El trabajo ha detectado un aumento de los insultos y descalificaciones, un mayor uso de la división entre "nosotros" y "ellos" y unos llamamientos al diálogo que, en muchos casos, han tenido un componente más estratégico que orientado a alcanzar acuerdos reales.
La investigación ha sido firmada por Aurken Sierra, Jordi Rodríguez-Virgili y Clara González-Tosat, investigadores de la Facultad de Comunicación de la Universidad de Navarra. Para elaborar el estudio han combinado la lectura manual de las actas parlamentarias con herramientas automatizadas de análisis de texto.
En total, el equipo ha estudiado 83 intervenciones de once candidatos en los 11 debates y 21 sesiones de investidura celebrados entre los años 2000 y 2023. Entre los políticos analizados figuran José María Aznar, José Luis Rodríguez Zapatero, Mariano Rajoy, Pedro Sánchez y Alberto Núñez Feijóo.
Durante el periodo de bipartidismo, entre 2000 y 2011, los candidatos solían dirigir sus intervenciones al conjunto de la Cámara y realizaban llamamientos al acuerdo que trascendían las siglas de los diferentes partidos. Ese modelo ha comenzado a cambiar de forma clara a partir de 2015.
La irrupción de Ciudadanos y Podemos y, posteriormente, la entrada de Vox han modificado ese equilibrio. Desde entonces, los investigadores han comprobado que los discursos se han articulado cada vez más en torno a la división entre "nosotros" y "ellos".
También se han disparado las referencias explícitas a "izquierda" y "derecha". El estudio ha documentado además la aparición de expresiones como "extrema derecha" y "extrema izquierda", que no figuraban en los debates de investidura analizados antes de 2015.

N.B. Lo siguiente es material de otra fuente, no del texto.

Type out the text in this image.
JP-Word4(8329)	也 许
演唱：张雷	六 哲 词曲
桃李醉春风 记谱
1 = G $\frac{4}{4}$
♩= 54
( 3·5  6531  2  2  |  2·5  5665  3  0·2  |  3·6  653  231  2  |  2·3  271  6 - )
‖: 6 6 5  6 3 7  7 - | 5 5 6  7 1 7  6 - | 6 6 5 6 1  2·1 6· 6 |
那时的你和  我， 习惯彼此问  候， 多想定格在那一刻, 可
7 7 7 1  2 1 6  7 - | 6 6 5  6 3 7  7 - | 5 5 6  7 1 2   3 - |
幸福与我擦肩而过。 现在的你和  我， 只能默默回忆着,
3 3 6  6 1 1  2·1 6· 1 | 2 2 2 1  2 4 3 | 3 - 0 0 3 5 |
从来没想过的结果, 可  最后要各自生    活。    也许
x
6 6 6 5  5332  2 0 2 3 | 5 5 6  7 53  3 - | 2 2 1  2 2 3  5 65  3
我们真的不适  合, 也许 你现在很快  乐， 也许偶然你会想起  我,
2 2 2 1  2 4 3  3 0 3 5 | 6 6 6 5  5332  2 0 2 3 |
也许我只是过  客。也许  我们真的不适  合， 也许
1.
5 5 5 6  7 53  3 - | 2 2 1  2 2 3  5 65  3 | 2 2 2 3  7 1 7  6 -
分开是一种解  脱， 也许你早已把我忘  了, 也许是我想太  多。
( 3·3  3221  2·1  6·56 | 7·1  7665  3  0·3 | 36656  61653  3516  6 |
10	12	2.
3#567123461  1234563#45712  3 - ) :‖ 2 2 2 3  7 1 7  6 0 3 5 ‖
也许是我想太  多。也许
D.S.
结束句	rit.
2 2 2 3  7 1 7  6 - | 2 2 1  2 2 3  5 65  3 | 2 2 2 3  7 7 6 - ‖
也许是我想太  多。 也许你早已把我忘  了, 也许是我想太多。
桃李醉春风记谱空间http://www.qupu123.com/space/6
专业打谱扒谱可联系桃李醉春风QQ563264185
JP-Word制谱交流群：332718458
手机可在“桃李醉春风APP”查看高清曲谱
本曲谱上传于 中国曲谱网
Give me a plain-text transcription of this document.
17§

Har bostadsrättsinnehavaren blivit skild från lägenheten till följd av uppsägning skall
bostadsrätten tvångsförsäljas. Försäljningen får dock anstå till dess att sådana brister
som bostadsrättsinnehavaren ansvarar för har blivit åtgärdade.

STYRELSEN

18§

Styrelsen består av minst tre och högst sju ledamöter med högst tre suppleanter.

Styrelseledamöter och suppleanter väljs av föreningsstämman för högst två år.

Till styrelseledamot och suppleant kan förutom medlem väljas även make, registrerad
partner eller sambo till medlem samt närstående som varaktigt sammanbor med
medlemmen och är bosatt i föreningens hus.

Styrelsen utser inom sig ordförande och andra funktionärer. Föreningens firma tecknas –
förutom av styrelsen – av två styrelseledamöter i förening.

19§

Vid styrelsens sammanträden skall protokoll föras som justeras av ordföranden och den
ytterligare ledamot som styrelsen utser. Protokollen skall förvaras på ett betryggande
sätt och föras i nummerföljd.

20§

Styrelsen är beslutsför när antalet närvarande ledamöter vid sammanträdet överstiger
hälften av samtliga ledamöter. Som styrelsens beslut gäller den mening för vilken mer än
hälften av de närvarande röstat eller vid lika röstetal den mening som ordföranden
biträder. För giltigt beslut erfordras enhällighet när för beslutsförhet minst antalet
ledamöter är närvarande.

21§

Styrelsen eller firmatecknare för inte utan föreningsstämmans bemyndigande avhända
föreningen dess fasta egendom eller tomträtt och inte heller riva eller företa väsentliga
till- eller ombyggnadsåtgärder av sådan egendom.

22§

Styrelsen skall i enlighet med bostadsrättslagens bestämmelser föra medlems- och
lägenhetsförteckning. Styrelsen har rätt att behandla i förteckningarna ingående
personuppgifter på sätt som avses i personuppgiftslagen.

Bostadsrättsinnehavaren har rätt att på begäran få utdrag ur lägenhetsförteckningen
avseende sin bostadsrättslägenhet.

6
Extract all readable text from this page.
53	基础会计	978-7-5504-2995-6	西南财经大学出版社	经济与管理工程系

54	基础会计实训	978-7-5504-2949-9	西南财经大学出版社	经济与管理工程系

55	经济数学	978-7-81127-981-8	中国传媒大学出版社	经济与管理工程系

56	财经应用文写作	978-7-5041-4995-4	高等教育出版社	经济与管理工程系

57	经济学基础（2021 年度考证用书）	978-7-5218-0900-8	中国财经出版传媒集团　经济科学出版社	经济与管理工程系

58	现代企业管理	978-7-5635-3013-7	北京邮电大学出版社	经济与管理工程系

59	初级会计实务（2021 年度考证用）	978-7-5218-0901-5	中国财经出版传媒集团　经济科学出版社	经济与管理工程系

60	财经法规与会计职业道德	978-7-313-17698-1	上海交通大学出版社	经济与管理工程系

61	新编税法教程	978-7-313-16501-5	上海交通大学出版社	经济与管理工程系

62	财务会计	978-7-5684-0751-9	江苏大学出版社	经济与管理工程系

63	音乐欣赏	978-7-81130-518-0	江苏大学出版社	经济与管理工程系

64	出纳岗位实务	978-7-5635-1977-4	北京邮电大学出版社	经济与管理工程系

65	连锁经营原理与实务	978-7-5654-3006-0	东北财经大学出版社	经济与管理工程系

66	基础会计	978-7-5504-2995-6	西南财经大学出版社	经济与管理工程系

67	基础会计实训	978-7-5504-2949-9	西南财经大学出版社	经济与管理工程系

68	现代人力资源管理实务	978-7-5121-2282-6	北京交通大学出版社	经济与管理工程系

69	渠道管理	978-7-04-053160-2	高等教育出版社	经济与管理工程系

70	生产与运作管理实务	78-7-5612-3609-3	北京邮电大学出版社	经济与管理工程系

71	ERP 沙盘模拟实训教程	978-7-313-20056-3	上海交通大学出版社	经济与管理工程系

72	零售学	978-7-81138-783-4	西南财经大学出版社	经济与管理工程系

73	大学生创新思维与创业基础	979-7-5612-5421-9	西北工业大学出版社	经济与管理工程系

A ello se ha sumado un incremento de los términos descalificadores dirigidos contra los adversarios políticos, especialmente desde 2019. Entre las expresiones localizadas por los investigadores aparecen palabras como "enemigos", "fascistas", "traidores" o "ministros de la dictadura".
Uno de los resultados que más ha llamado la atención de los autores es lo que han denominado "la paradoja del diálogo". Las referencias a "acuerdo" y "pacto" alcanzaron su máximo histórico precisamente en las investiduras fallidas de 2016, cuando los candidatos eran conscientes de que no disponían de los apoyos necesarios.
Para los investigadores de la Universidad de Navarra, este comportamiento apunta a que muchos llamamientos al consenso han funcionado más como mensajes dirigidos a la opinión pública que como intentos efectivos de negociación entre los partidos.
La polarización política también se ha trasladado a la propia dinámica del hemiciclo. Desde 2016 se ha producido un notable incremento de los aplausos, protestas y murmullos durante las intervenciones de los candidatos.
Los autores consideran que el Congreso se ha convertido así en un escenario en el que los grupos parlamentarios muestran en tiempo real su lealtad hacia los propios y su rechazo hacia el adversario. Esa evolución ha reforzado la dimensión identitaria de los debates.
"Los debates de investidura no son intrínsecamente confrontacionales; su función institucional es generar confianza parlamentaria", ha explicado Aurken Sierra, investigador de la Facultad de Comunicación y autor principal del estudio.
Sierra ha señalado que los datos muestran que, desde la fragmentación del sistema de partidos, los debates se han ido llenando de un lenguaje "cada vez más identitario y menos orientado al acuerdo real". A su juicio, el discurso parlamentario se ha polarizado incluso en citas teóricamente menos confrontacionales como las investiduras.
La investigación lleva por título "Polarización política y ruido en los debates de investidura en España (2000-2023)" y ha sido publicada en el número 31(1) de la revista Historia y Comunicación Social, de Ediciones Complutense.
El equipo ha aplicado una codificación manual basada en la metodología de análisis de contenido de Bardin y la ha combinado con procesamiento de lenguaje natural en Python. Esta metodología ha permitido cuantificar y validar a gran escala los patrones que previamente habían sido detectados de forma cualitativa en las actas del Congreso.